With LIV Golf Invitational Series participants such as Phil Mickelson, Dustin Johnson, Sergio Garcia, Kevin Na, Talor Gooch and Louis Oosthuizen set to tee off at the U.S. Open after playing in the Saudi-backed golf series last week, questions about the upstart tour aren’t going anywhere.
Answering questions from reporters on Tuesday, Brooks Koepka complained about the “black cloud” the new golf series is casting ahead of the U.S. Open. Unfortunately for the four-time major champion, that cloud is going to be lingering for a long, long time.
“I’m trying to focus on the U.S. Open, man,” Koepka said. “I legitimately don’t get it. I’m tired of the conversations. I’m tired of all this stuff. Like I said, y’all are throwing a black cloud on the U.S. Open. I think that sucks. I actually do feel bad for the [USGA] for once because it’s a shitty situation. We’re here to play, and you are talking about an event that happened last week.”

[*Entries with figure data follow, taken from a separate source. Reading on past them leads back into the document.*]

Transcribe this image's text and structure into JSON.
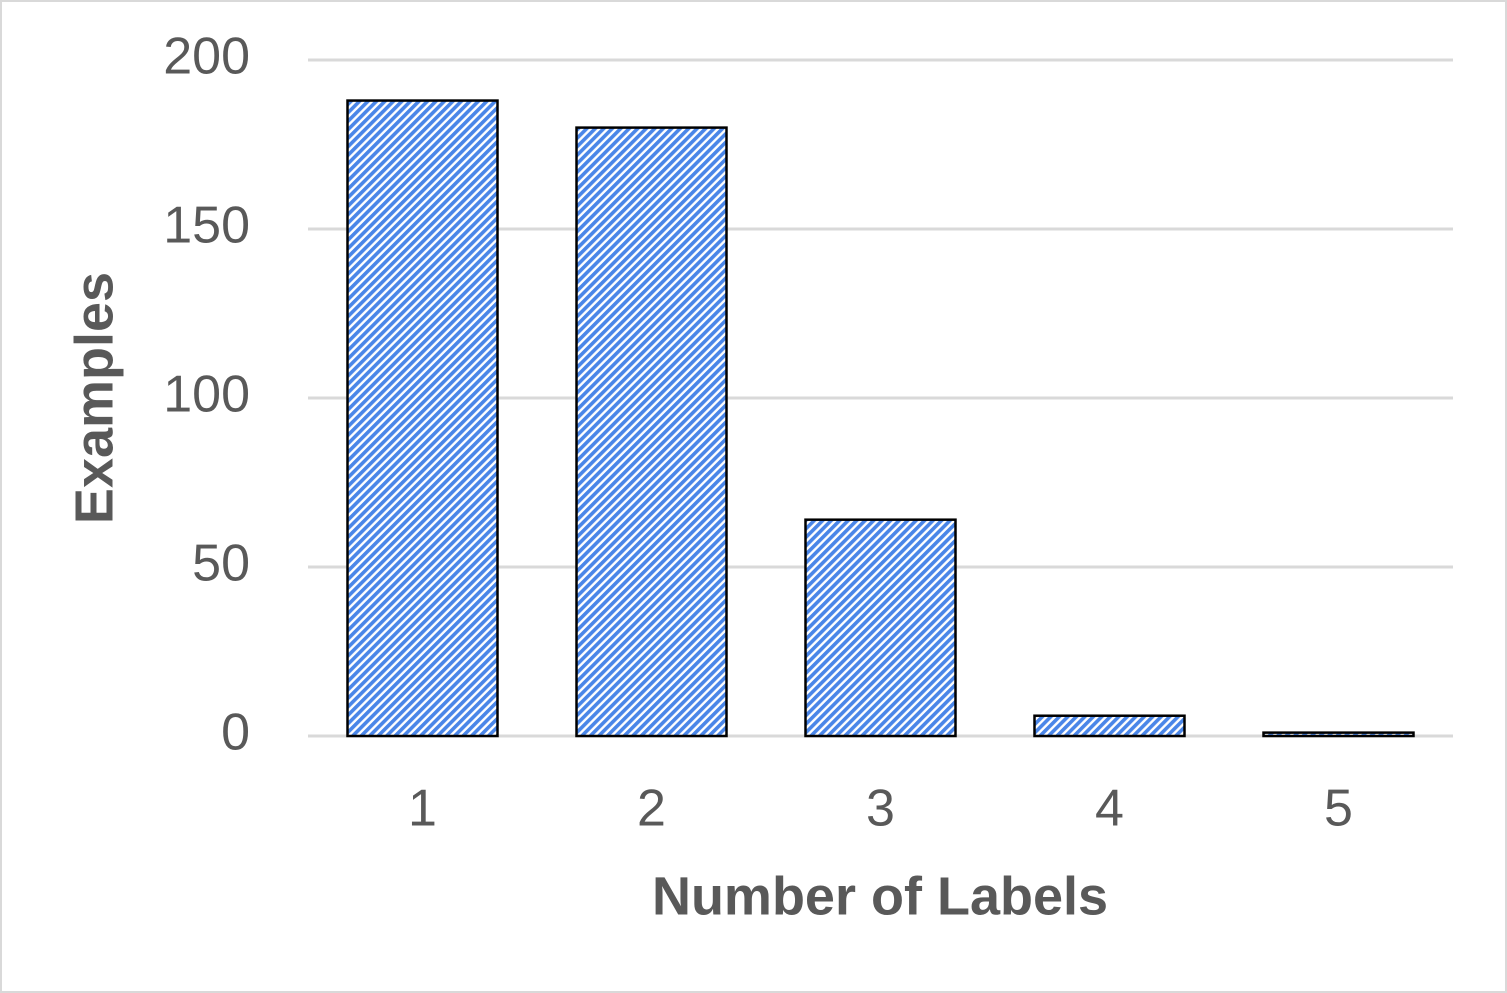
{
  "chart_data": {
    "type": "bar",
    "x_label": "Number of Labels",
    "y_label": "Examples",
    "categories": [
      "1",
      "2",
      "3",
      "4",
      "5"
    ],
    "values": [
      188,
      180,
      64,
      6,
      1
    ],
    "color": "#4a86e8",
    "ylim": [
      0,
      200
    ],
    "yticks": [
      0,
      50,
      100,
      150,
      200
    ],
    "grid": true
  }
}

As long as former major winners like Mickelson, Johnson and Garcia, who are suspended from playing on the PGA Tour but can play in the U.S. Open because it is run by The United States Golf Association, stay with the Saudi-backed series, the questions are going to keep coming.
Speaking with Jim Nantz during the CBS broadcast of the Canadian Open last weekend, PGA Tour commissioner Jay Monahan asked a pertinent question of his own. “I would ask any player that has left, or any player that would consider leaving, have you ever had to apologize for being a member of the PGA Tour?” he said.
It’s a fair query and one that players like Mickelson and Johnson will have to continue to answer as long as they keep taking big money from an organization that draws its cash from a very unsavory source. As is becoming clear, the payouts the LIV golfers are taking are the equivalent of blood money and outrage about that isn’t going anywhere.
“If Vladimir Putin had a tournament, would you play that?” LIV golfers Ian Poulter and Lee Westwood were asked last week. “In a generality, is there any way you wouldn’t play on a moral basis? If the money was right, is there any way you wouldn’t play?”
Neither player had a good answer — because there isn’t one. That doesn’t mean they shouldn’t have been asked. Those questions are going to keep coming and, whether Koepka likes it or not, the black cloud will keep hanging.
The U.S. Open begins on Thursday at the Country Club in Brookline, Massachusetts.